Even with behind-the-scenes activities, like “helping in the kitchen and even sorting canned goods, there’s so much love” behind what the guild does, said Bear.

That same care goes into the guild’s fundraisers.

“We always bring a busload of residents” to the guild’s annual Hats Off to Spring fashion show fundraiser, said Bear, who co-chairs the event. “The sisters dote on them, and we make sure they have a good time.

“It’s a passion that we have, even in fundraising, that we want to do everything we can to help the residents and the sisters.”

‘You can see God in their attitude’

The residents feel that passion.

“They’re figuratively embracing, like you feel their arms around everyone here,” said Tom Wickens. He and wife Anne, married for almost 62 years, have lived in an apartment at St. Augustine Home for five years.

“They always take time to visit with you,” Anne added. “It feels good to be recognized as a person and as a friend.”

And they keep the residents active, said Peyton.

“They have a lot of events they put on for us,” she said. “All the holidays, they seem to jump in and say, ‘This is for you!’ ”

She especially likes the monthly Bingo games sponsored by the guild.

“I go there, and I know all of them, and they know me—I’m kind of a serious Bingo player,” she said with a laugh.

Tom appreciates how the guild members make the residents feel valued.

“In conversation with one a while ago, I mentioned that I really like to drive,” he recalled. “She said, ‘Would you like to be a volunteer driver?’ So now I’m a volunteer driver! I drive the sisters and take people to appointments.”

Peyton, too, has been recruited by the guild members to help. Spoiler alert: the following paragraph reveals her secret identity!

“Every year at Christmastime, the guild buys little presents for all the residents, like Kleenex, candy, pens and little pads of paper, things like that,” she said.
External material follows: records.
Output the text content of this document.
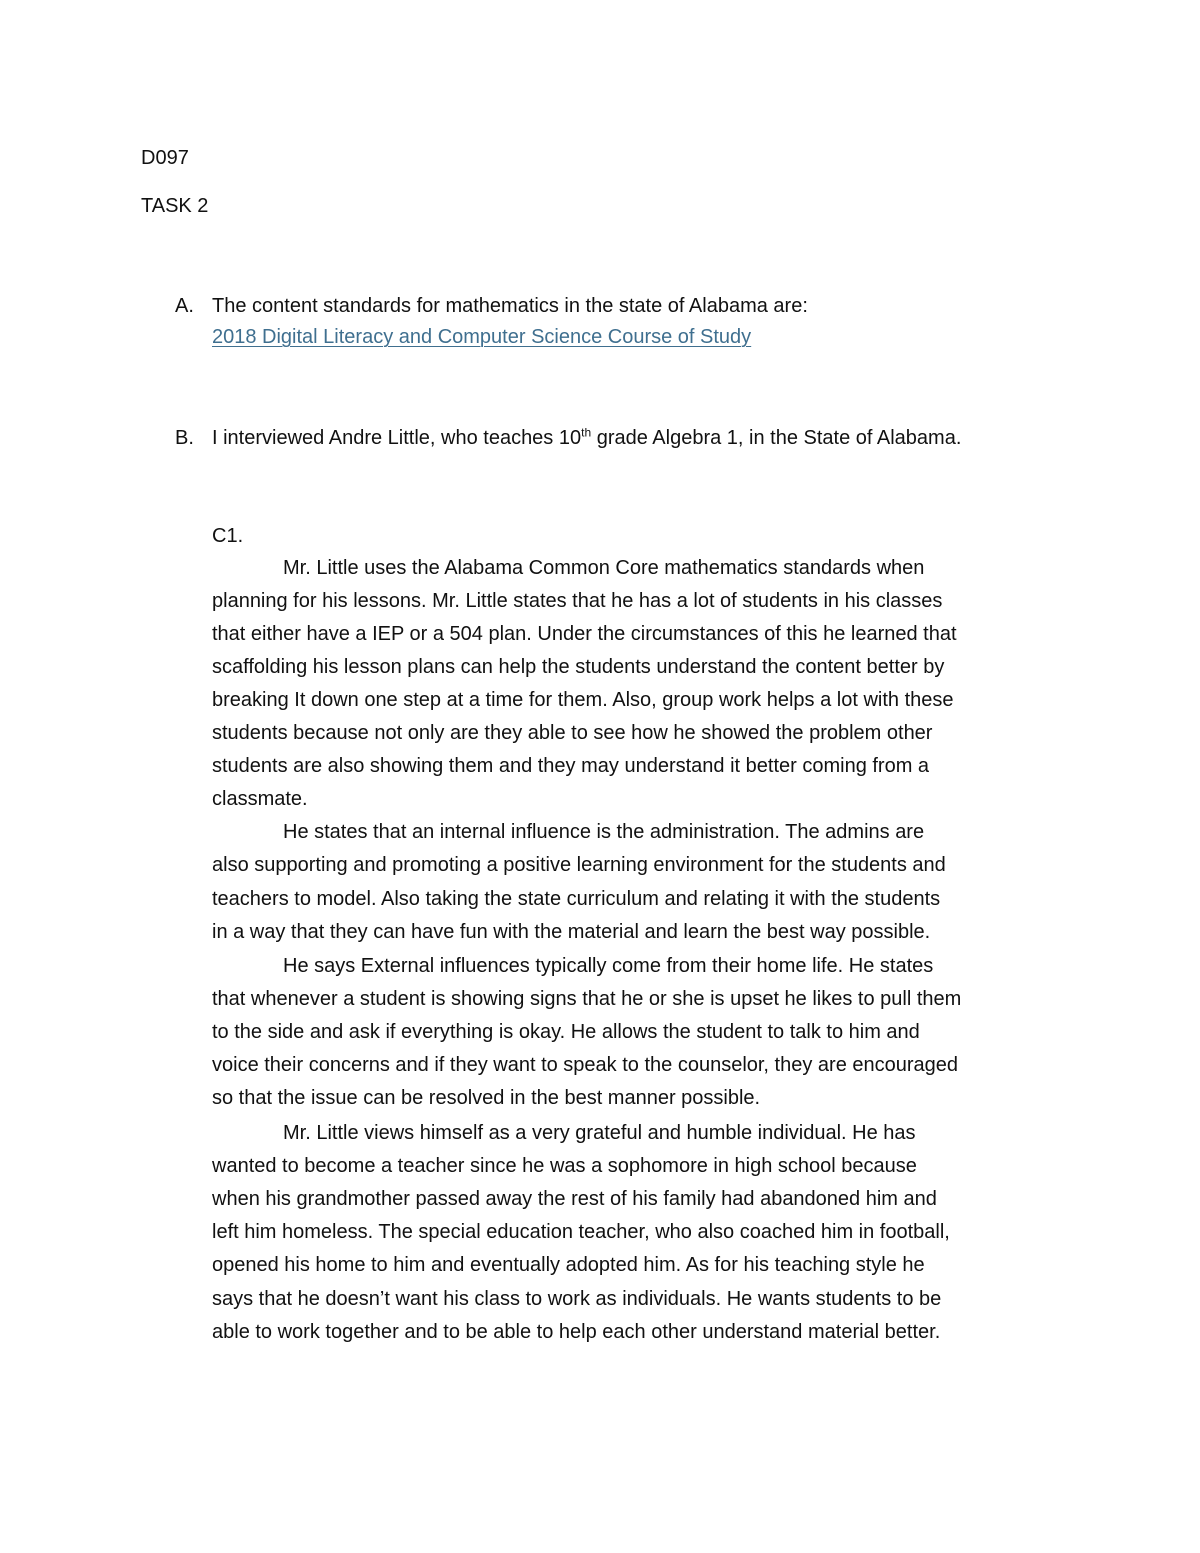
D097
TASK 2
A. The content standards for mathematics in the state of Alabama are:
2018 Digital Literacy and Computer Science Course of Study
B. I interviewed Andre Little, who teaches 10th grade Algebra 1, in the State of Alabama.
C1.
Mr. Little uses the Alabama Common Core mathematics standards when
planning for his lessons. Mr. Little states that he has a lot of students in his classes
that either have a IEP or a 504 plan. Under the circumstances of this he learned that
scaffolding his lesson plans can help the students understand the content better by
breaking It down one step at a time for them. Also, group work helps a lot with these
students because not only are they able to see how he showed the problem other
students are also showing them and they may understand it better coming from a
classmate.
He states that an internal influence is the administration. The admins are
also supporting and promoting a positive learning environment for the students and
teachers to model. Also taking the state curriculum and relating it with the students
in a way that they can have fun with the material and learn the best way possible.
He says External influences typically come from their home life. He states
that whenever a student is showing signs that he or she is upset he likes to pull them
to the side and ask if everything is okay. He allows the student to talk to him and
voice their concerns and if they want to speak to the counselor, they are encouraged
so that the issue can be resolved in the best manner possible.
Mr. Little views himself as a very grateful and humble individual. He has
wanted to become a teacher since he was a sophomore in high school because
when his grandmother passed away the rest of his family had abandoned him and
left him homeless. The special education teacher, who also coached him in football,
opened his home to him and eventually adopted him. As for his teaching style he
says that he doesn’t want his class to work as individuals. He wants students to be
able to work together and to be able to help each other understand material better.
“Then they give them to me and at night, when everyone is sleeping, I go around and hang the gift bags on everyone’s doors. I feel just like Santa Claus!”

On a more serious note, Peyton voiced her gratitude for the guild.

“I appreciate everything they do,” she said. “They think about us, and they’re here for us if we need them. They’re just great to have around.”

Anne agreed.

“You can see God in their attitude toward all of us, in their service,” she said. “They’re like the sisters: gracious, joyful, kind, compassionate.”

‘When you lift hearts, your heart is lifted’

There is one person behind everything the guild members do for the residents and the Little Sisters, said Bear. That person is Christ.

“We talk about being Christ and seeing the face of Christ in the residents,” she said. “When they take your hand and ask for help, you’re helping Christ. Christ becomes visible when we give, and it comes back to us in their gratitude and happiness.

“It’s in giving that we receive, and in loving that we’re loved. That’s why we have the guild.

“When you lift hearts, your heart is lifted, and I’m just happy to be part of this family.”